8. NEVER TURNING OFF THE "I'M A UFOLOGIST" SWITCH
Can you imagine being interested in UFOs and never talking about anything else? I can't, and I hope that applies to you, too. But, it's hardly something unknown in Ufology. It doesn't hurt now and again - actually, as often as possible - to have a life away from everything bug-eyed and saucer-shaped. Whether it's down the pub, at a restaurant, at a conference, or anywhere, it is actually permissible to speak about other things, like football ("soccer" as the unenlightened call it), life, music, travel, the list goes on and on. But, when we're all in a social context, let's have a break now and then from never-ending discussion about how many bodies were found at Roswell, or whether the Grays like their mutilated cattle cooked rare or well-done.

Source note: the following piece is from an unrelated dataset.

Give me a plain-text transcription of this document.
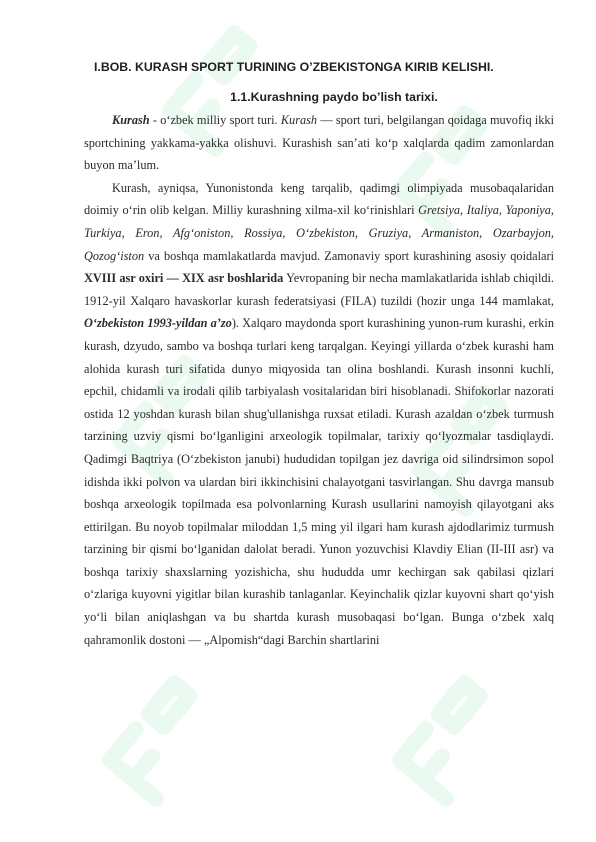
I.BOB. KURASH SPORT TURINING O’ZBEKISTONGA KIRIB KELISHI.
1.1.Kurashning paydo bo’lish tarixi.

Kurash - o‘zbek milliy sport turi. Kurash — sport turi, belgilangan qoidaga muvofiq ikki sportchining yakkama-yakka olishuvi. Kurashish san’ati ko‘p xalqlarda qadim zamonlardan buyon ma’lum.

Kurash, ayniqsa, Yunonistonda keng tarqalib, qadimgi olimpiyada musobaqalaridan doimiy o‘rin olib kelgan. Milliy kurashning xilma-xil ko‘rinishlari Gretsiya, Italiya, Yaponiya, Turkiya, Eron, Afg‘oniston, Rossiya, O‘zbekiston, Gruziya, Armaniston, Ozarbayjon, Qozog‘iston va boshqa mamlakatlarda mavjud. Zamonaviy sport kurashining asosiy qoidalari XVIII asr oxiri — XIX asr boshlarida Yevropaning bir necha mamlakatlarida ishlab chiqildi. 1912-yil Xalqaro havaskorlar kurash federatsiyasi (FILA) tuzildi (hozir unga 144 mamlakat, O‘zbekiston 1993-yildan a’zo). Xalqaro maydonda sport kurashining yunon-rum kurashi, erkin kurash, dzyudo, sambo va boshqa turlari keng tarqalgan. Keyingi yillarda o‘zbek kurashi ham alohida kurash turi sifatida dunyo miqyosida tan olina boshlandi. Kurash insonni kuchli, epchil, chidamli va irodali qilib tarbiyalash vositalaridan biri hisoblanadi. Shifokorlar nazorati ostida 12 yoshdan kurash bilan shug'ullanishga ruxsat etiladi. Kurash azaldan o‘zbek turmush tarzining uzviy qismi bo‘lganligini arxeologik topilmalar, tarixiy qo‘lyozmalar tasdiqlaydi. Qadimgi Baqtriya (O‘zbekiston janubi) hududidan topilgan jez davriga oid silindrsimon sopol idishda ikki polvon va ulardan biri ikkinchisini chalayotgani tasvirlangan. Shu davrga mansub boshqa arxeologik topilmada esa polvonlarning Kurash usullarini namoyish qilayotgani aks ettirilgan. Bu noyob topilmalar miloddan 1,5 ming yil ilgari ham kurash ajdodlarimiz turmush tarzining bir qismi bo‘lganidan dalolat beradi. Yunon yozuvchisi Klavdiy Elian (II-III asr) va boshqa tarixiy shaxslarning yozishicha, shu hududda umr kechirgan sak qabilasi qizlari o‘zlariga kuyovni yigitlar bilan kurashib tanlaganlar. Keyinchalik qizlar kuyovni shart qo‘yish yo‘li bilan aniqlashgan va bu shartda kurash musobaqasi bo‘lgan. Bunga o‘zbek xalq qahramonlik dostoni — „Alpomish“dagi Barchin shartlarini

Droning on about UFOs all night will (a) demonstrate your lack of a life; (b) fail to get you laid; and (c) quite possibly see you on the receiving end of a powerful punch on the jaw from someone who cannot take another 3-hours of waffle about memory-metal found in the New Mexico desert 60-something years ago. When it comes to being stuck like an old and scratchy vinyl album, Ufologist: Don't do it!

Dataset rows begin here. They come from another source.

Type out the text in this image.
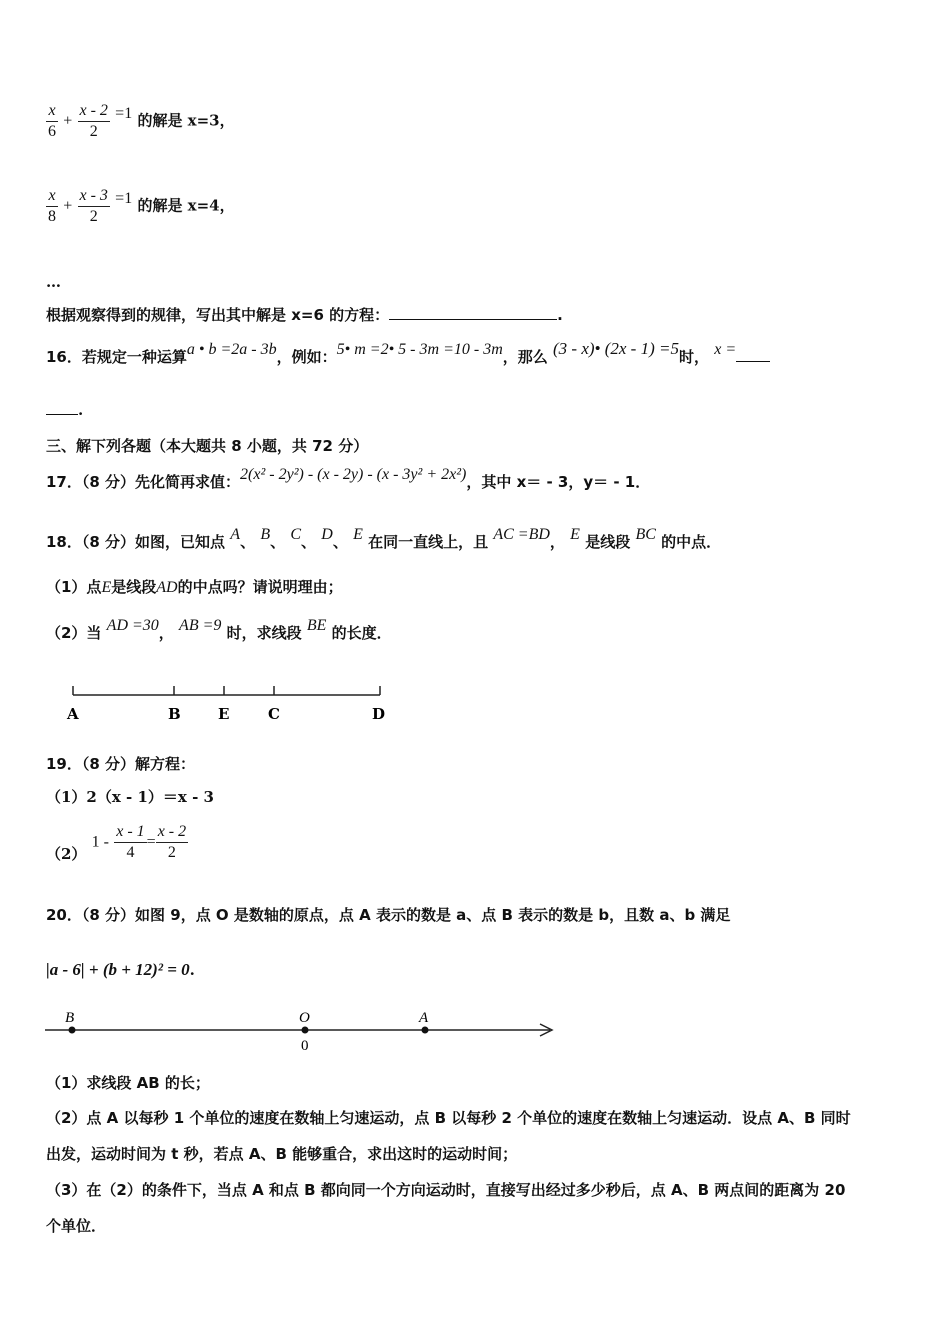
$\frac{x}{6} + \frac{x - 2}{2} =1$ 的解是 x=3，
$\frac{x}{8} + \frac{x - 3}{2} =1$ 的解是 x=4，
…
根据观察得到的规律，写出其中解是 x=6 的方程：	.
16．若规定一种运算a • b =2a - 3b，例如：5• m =2• 5 - 3m =10 - 3m，那么 (3 - x)• (2x - 1) =5时， x =
.
三、解下列各题（本大题共 8 小题，共 72 分）
17．（8 分）先化简再求值：2(x² - 2y²) - (x - 2y) - (x - 3y² + 2x²)，其中 x＝ - 3，y＝ - 1．
18．（8 分）如图，已知点 A、 B、 C、 D、 E 在同一直线上，且 AC =BD， E 是线段 BC 的中点．
（1）点E是线段AD的中点吗？请说明理由；
（2）当 AD =30， AB =9 时，求线段 BE 的长度．
A	B E	C	D
19．（8 分）解方程：
（1）2（x - 1）＝x - 3
（2） $1 - \frac{x - 1}{4} = \frac{x - 2}{2}$
20．（8 分）如图 9，点 O 是数轴的原点，点 A 表示的数是 a、点 B 表示的数是 b，且数 a、b 满足
|a - 6| + (b + 12)² = 0.
B	O	A
0
（1）求线段 AB 的长；
（2）点 A 以每秒 1 个单位的速度在数轴上匀速运动，点 B 以每秒 2 个单位的速度在数轴上匀速运动．设点 A、B 同时
出发，运动时间为 t 秒，若点 A、B 能够重合，求出这时的运动时间；
（3）在（2）的条件下，当点 A 和点 B 都向同一个方向运动时，直接写出经过多少秒后，点 A、B 两点间的距离为 20
个单位．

As someone who has done far more cryptozoological research than UFO research, I often like to bring up the fact that someone has seen Bigfoot race across the road at the same place - and in the same precise time-frame - that someone else saw a UFO land in the woods. One of the reasons I like to bring it up is because it makes many a Ufologist and Cryptozoologist cringe. The reason: it suggests their carefully constructed beliefs might need to be revised. And, neither of these two "ologies" want that! But, why? What's wrong with pointing out that there are a significant number of cases on record where one Fortean puzzle most certainly crosses paths with another? Answer: there's nothing wrong with it! For those fearful of what their peers might think, however, it is a problem. So, they stay weak and silent. I say: Ufologist: Don't do it!
10. UFOLOGICAL WORRIES
For all their desires to spread the ufological word at conferences, on TV, on radio, and on the Net, I have seen more than a few Ufologists squirm and go bright red when they are forced to answer to people outside of their field the question of: "So, what do you do?" Again, this is due to lack of self-worth, lack of character, lack of self-belief, etc. Of course people are going to laugh a bit (maybe a lot!) when you say "I look for aliens." But, instead of avoiding discussion, say it loud and proud. If you think the best thing to say about your beliefs is to say nothing at all, I can only add those four words one more time: Ufologist, don't do it!